Despite the growing interest in Mamba architecture as a potential replacement for Transformer architecture, parameter-efficient fine-tuning (PEFT) approaches for Mamba remain largely unexplored. In our study, we introduce two key insights-driven strategies for PEFT in Mamba architecture: (1) While state-space models (SSMs) have been regarded as the cornerstone of Mamba architecture, then expected to play a primary role in transfer learning, our findings reveal that Projectors -- not SSMs -- are the predominant contributors to transfer learning. (2) Based on our observation, we propose a novel PEFT method specialized to Mamba architecture: Projector-targeted Diagonal-centric Linear Transformation (ProDiaL). ProDiaL focuses on optimizing only the pretrained Projectors for new tasks through diagonal-centric linear transformation matrices, without directly fine-tuning the Projector weights. This targeted approach allows efficient task adaptation, utilizing less than 1% of the total parameters, and exhibits strong performance across both vision and language Mamba models, highlighting its versatility and effectiveness.

Paper Structure

This paper contains 31 sections, 7 equations, 5 figures, 16 tables, 1 algorithm.

Figures (5)

  • Figure 1: Overview of Mamba Architecture and Performance Comparison. (a) The Mamba block structure, illustrating key components including the Input-Projector (In-Proj), Output-Projector (Out-Proj), and State-Space Model (SSM). (b) Performance analysis in Fine-Tuning for Vision Mamba and Mamba LLM, showing that projectors are essential for effective downstream task performance. (c) The radar chart illustrates the relative performance of our proposed method (ProDiaL) compared to other leading PEFT methods (Strong halloran2024mamba, BitFit zaken2021bitfit, LoRA hu2021lora, DoRA liu2024dora) across multiple benchmarks, demonstrating powerful performance in both vision and language tasks.

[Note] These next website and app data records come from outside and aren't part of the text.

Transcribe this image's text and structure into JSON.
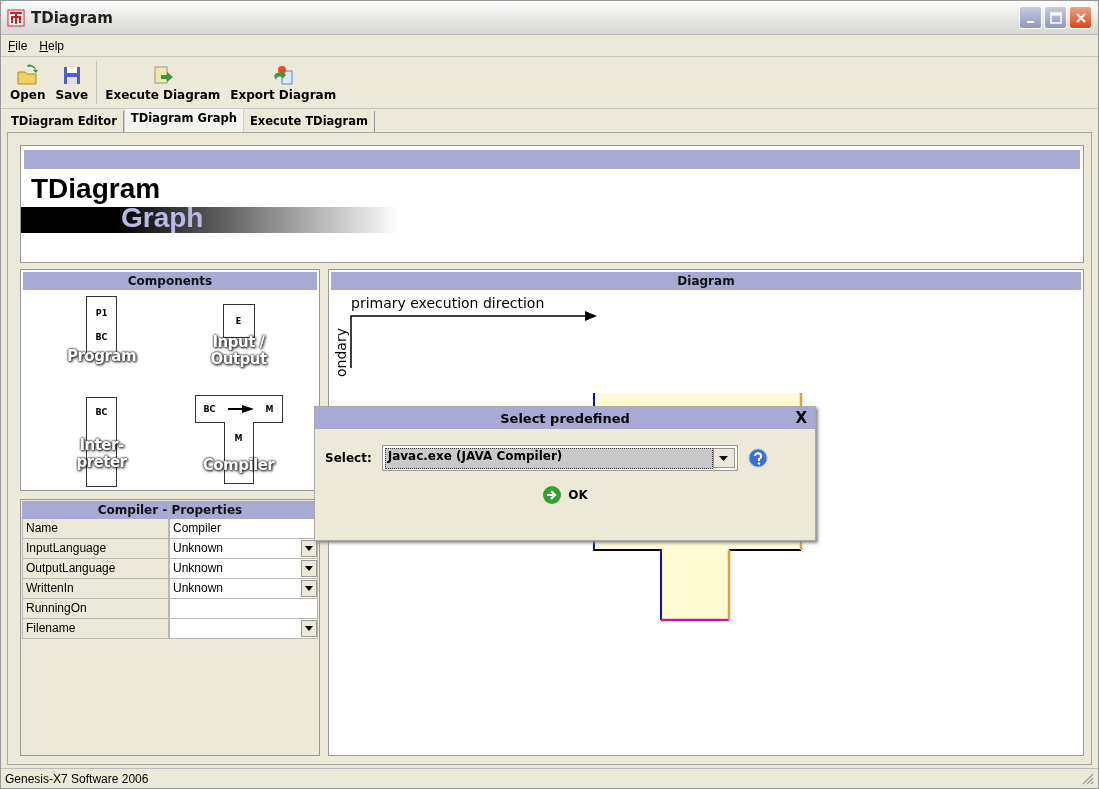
{
  "window": {
    "title": "TDiagram"
  },
  "menu": [
    "File",
    "Help"
  ],
  "toolbar": [
    [
      {
        "label": "Open"
      },
      {
        "label": "Save"
      }
    ],
    [
      {
        "label": "Execute Diagram"
      },
      {
        "label": "Export Diagram"
      }
    ]
  ],
  "tabs": [
    {
      "label": "TDiagram Editor",
      "selected": false
    },
    {
      "label": "TDiagram Graph",
      "selected": true
    },
    {
      "label": "Execute TDiagram",
      "selected": false
    }
  ],
  "banner": {
    "title": "TDiagram",
    "subtitle": "Graph"
  },
  "components": {
    "title": "Components",
    "items": [
      {
        "kind": "program",
        "label": [
          "Program"
        ],
        "texts": [
          "P1",
          "BC"
        ]
      },
      {
        "kind": "io",
        "label": [
          "Input /",
          "Output"
        ],
        "texts": [
          "E"
        ]
      },
      {
        "kind": "interpreter",
        "label": [
          "Inter-",
          "preter"
        ],
        "texts": [
          "BC"
        ]
      },
      {
        "kind": "compiler",
        "label": [
          "Compiler"
        ],
        "texts": [
          "BC",
          "M",
          "M"
        ]
      }
    ]
  },
  "properties": {
    "title": "Compiler - Properties",
    "rows": [
      {
        "name": "Name",
        "kind": "text",
        "value": "Compiler"
      },
      {
        "name": "InputLanguage",
        "kind": "dropdown",
        "value": "Unknown"
      },
      {
        "name": "OutputLanguage",
        "kind": "dropdown",
        "value": "Unknown"
      },
      {
        "name": "WrittenIn",
        "kind": "dropdown",
        "value": "Unknown"
      },
      {
        "name": "RunningOn",
        "kind": "text"
      },
      {
        "name": "Filename",
        "kind": "dropdown"
      }
    ]
  },
  "diagram": {
    "title": "Diagram",
    "primary_axis": "primary execution direction",
    "secondary_axis": "ondary"
  },
  "dialog": {
    "title": "Select predefined",
    "close": "X",
    "label": "Select:",
    "value": "Javac.exe (JAVA Compiler)",
    "ok": "OK"
  },
  "status_bar": "Genesis-X7 Software 2006"
}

  • Figure 2: Analysis of a linear transformation matrix $T$. (a) The matrix closely resembles an identity matrix, with strong diagonal values and minimal off-diagonal values. (b) The accumulated gradient is concentrated along the diagonal, emphasizing the importance of training these elements for effective adaptation.

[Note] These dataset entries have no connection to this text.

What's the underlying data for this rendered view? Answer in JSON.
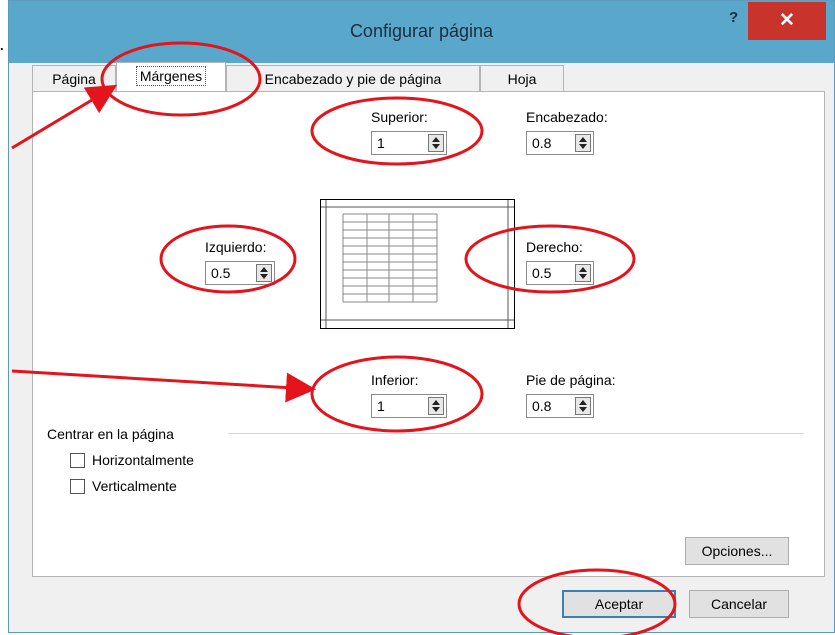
{
  "stray_dot": ".",
  "dialog": {
    "title": "Configurar página",
    "help": "?",
    "close": "✕"
  },
  "tabs": [
    "Página",
    "Márgenes",
    "Encabezado y pie de página",
    "Hoja"
  ],
  "active_tab": "Márgenes",
  "fields": {
    "superior": {
      "label": "Superior:",
      "value": "1"
    },
    "encabezado": {
      "label": "Encabezado:",
      "value": "0.8"
    },
    "izquierdo": {
      "label": "Izquierdo:",
      "value": "0.5"
    },
    "derecho": {
      "label": "Derecho:",
      "value": "0.5"
    },
    "inferior": {
      "label": "Inferior:",
      "value": "1"
    },
    "pie": {
      "label": "Pie de página:",
      "value": "0.8"
    }
  },
  "center": {
    "title": "Centrar en la página",
    "horizontal": "Horizontalmente",
    "vertical": "Verticalmente"
  },
  "buttons": {
    "opciones": "Opciones...",
    "aceptar": "Aceptar",
    "cancelar": "Cancelar"
  },
  "annotation_color": "#e3141b"
}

  • Figure 3: Overview of ProDiaL Architecture for Efficient Parameter Tuning in Mamba Models: A detailed structure of ProDiaL's approach to fine-tuning Mamba architecture by focusing on Projector transformations. ProDiaL selectively updates the diagonal($D_b$) and non-diagonal($\epsilon$) matrices in Projectors, enabling efficient learning with minimal parameters.

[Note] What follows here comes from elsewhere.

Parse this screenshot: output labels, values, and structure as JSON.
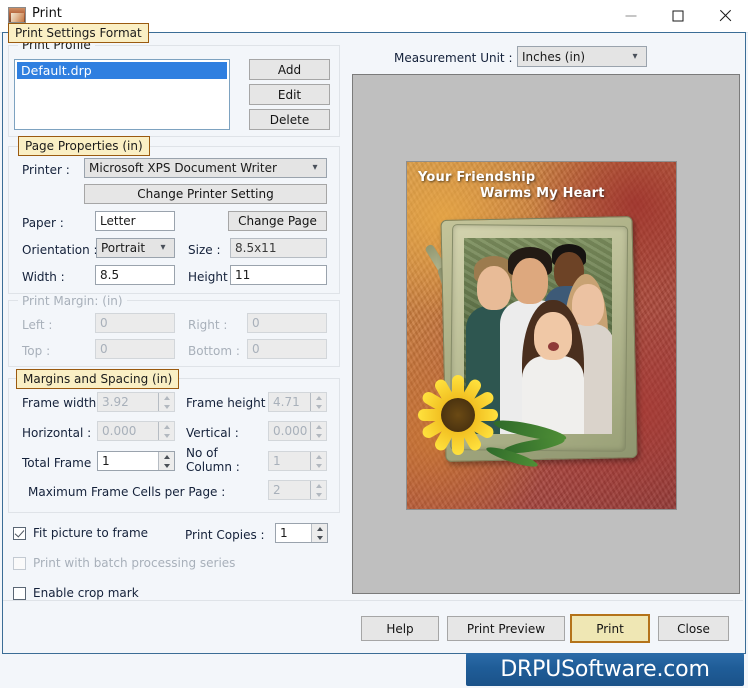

  • Figure 4: Performance comparison across four $T$ configurations in Mamba model. The diagonal-centric approach achieves near-optimal performance with a significantly reduced parameter number ($0.57M$), supporting the validity of our ProDiaL.
  • Figure S1: Block-Diagonal Matrix Design for ProDiaL. The diagram illustrates the block-diagonal structure of the transformation matrix $D_b$, with $r_b$ controlling the size and number of small block matrices ($x_1, ..., x_{r_b}$). As $r_b$ increases, the block size decreases.